There are several reasons that the checksum will be invalid: (1) some compilers used by malware authors don’t support generating the checksum and (2) some authors will modify the executable post compilation which invalidates the checksum. Generally speaking, most malware authors do not go back and update the checksum after the modifications. There is also a lot of incentive for malware authors to modify executables in order to evade detection by AV. Packing, encryption, encoding, and compression can all be used to obfuscate the signaturizable parts of the malware. Many of these tools are designed to work on executables post-compilation so that the malware itself does not need to be rebuilt, and many of these tools do not update the checksum after modifying the executable.
The end result is that 83% of executable malware has invalid PE checksums, which is huge! It is seldom that so many variants of malware share a common suspicious trait. Even with such a ubiquitous feature, OE checksums by themselves will not always land you positive detections.
Let’s say you are trying to defend a small network where you have found 100,000 unique executables but only one of those is malicious. If you were to try and identify malware based solely on the PE checksums, then you would have approximately 10,000 false positives (10% of all legitimate files have invalid checksums) and 1 true positive. This yields a net false positive rate of 99.99%.

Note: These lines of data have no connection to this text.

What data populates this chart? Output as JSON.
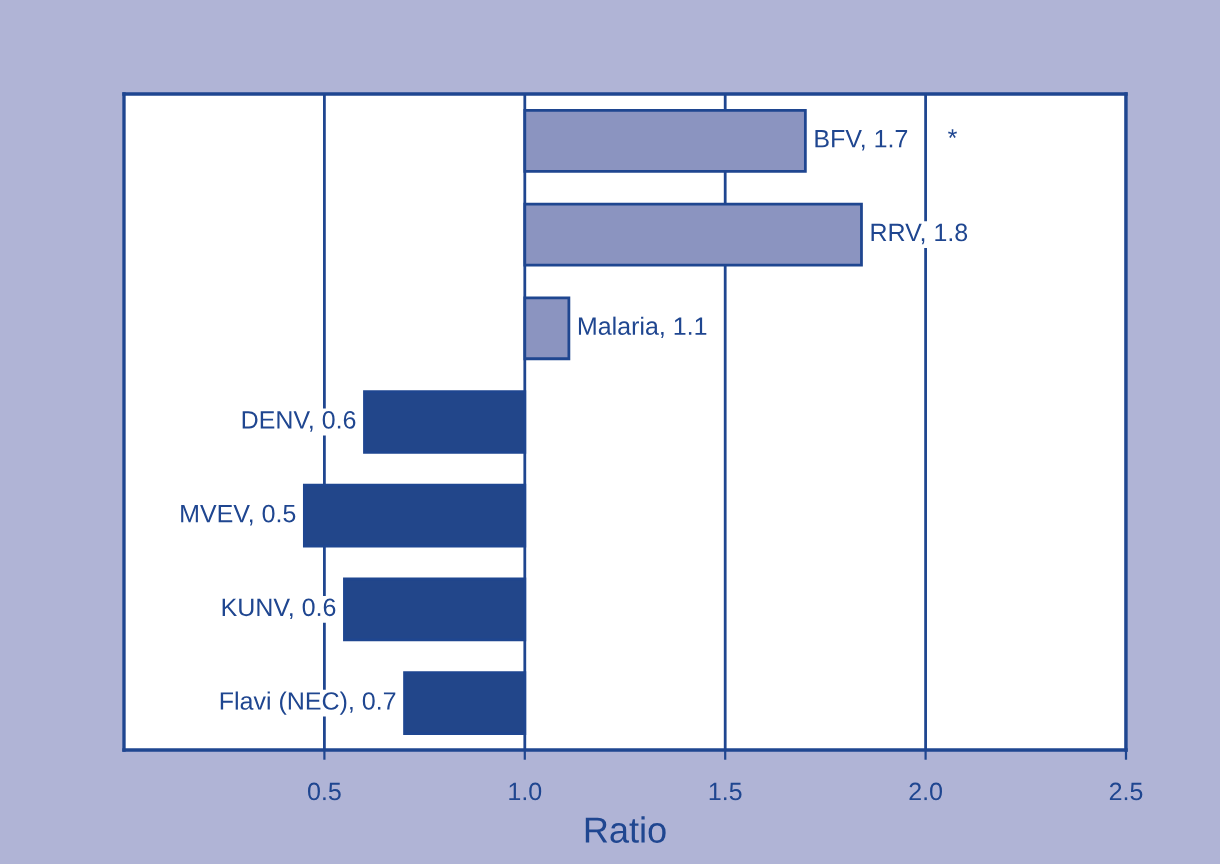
{
  "chart_data": {
    "type": "bar",
    "orientation": "horizontal",
    "xlabel": "Ratio",
    "categories": [
      null,
      null,
      null,
      null,
      null,
      null,
      null
    ],
    "base": [
      1,
      1,
      1,
      1,
      1,
      1,
      1
    ],
    "values": [
      0.7,
      0.84,
      0.11,
      -0.4,
      -0.55,
      -0.45,
      -0.3
    ],
    "value_labels": [
      "BFV, 1.7",
      "RRV, 1.8",
      "Malaria, 1.1",
      "DENV, 0.6",
      "MVEV, 0.5",
      "KUNV, 0.6",
      "Flavi (NEC), 0.7"
    ],
    "colors": [
      "#8b94c0",
      "#8b94c0",
      "#8b94c0",
      "#22468a",
      "#22468a",
      "#22468a",
      "#22468a"
    ],
    "xlim": [
      0,
      2.5
    ],
    "xticks": [
      {
        "value": 0.5,
        "label": "0.5"
      },
      {
        "value": 1,
        "label": "1.0"
      },
      {
        "value": 1.5,
        "label": "1.5"
      },
      {
        "value": 2,
        "label": "2.0"
      },
      {
        "value": 2.5,
        "label": "2.5"
      }
    ],
    "grid": "x",
    "tick_labels": "x",
    "annotations": [
      "*"
    ]
  }
}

At the same time, you’ve reduced the amount of hay in your haystack by 90%, making it much easier to find that one needle. Combining the PE checksum with other features will continue to narrow your focus.
Summary
The PE checksum was designed to reduce the probability of data corruption in a DLL or driver leading to crashes in the operating system. The checksum is calculated by the compiler after it builds the executable, and any modifications to the binary post-compilation will invalidate the checksum. Malware authors commonly encode, encrypt, compress, or pack their malware post compilation, but often do not update the checksum. This results in 83% of malware samples possessing invalid PE checksums versus only 10% of legitimate files have invalid checksums.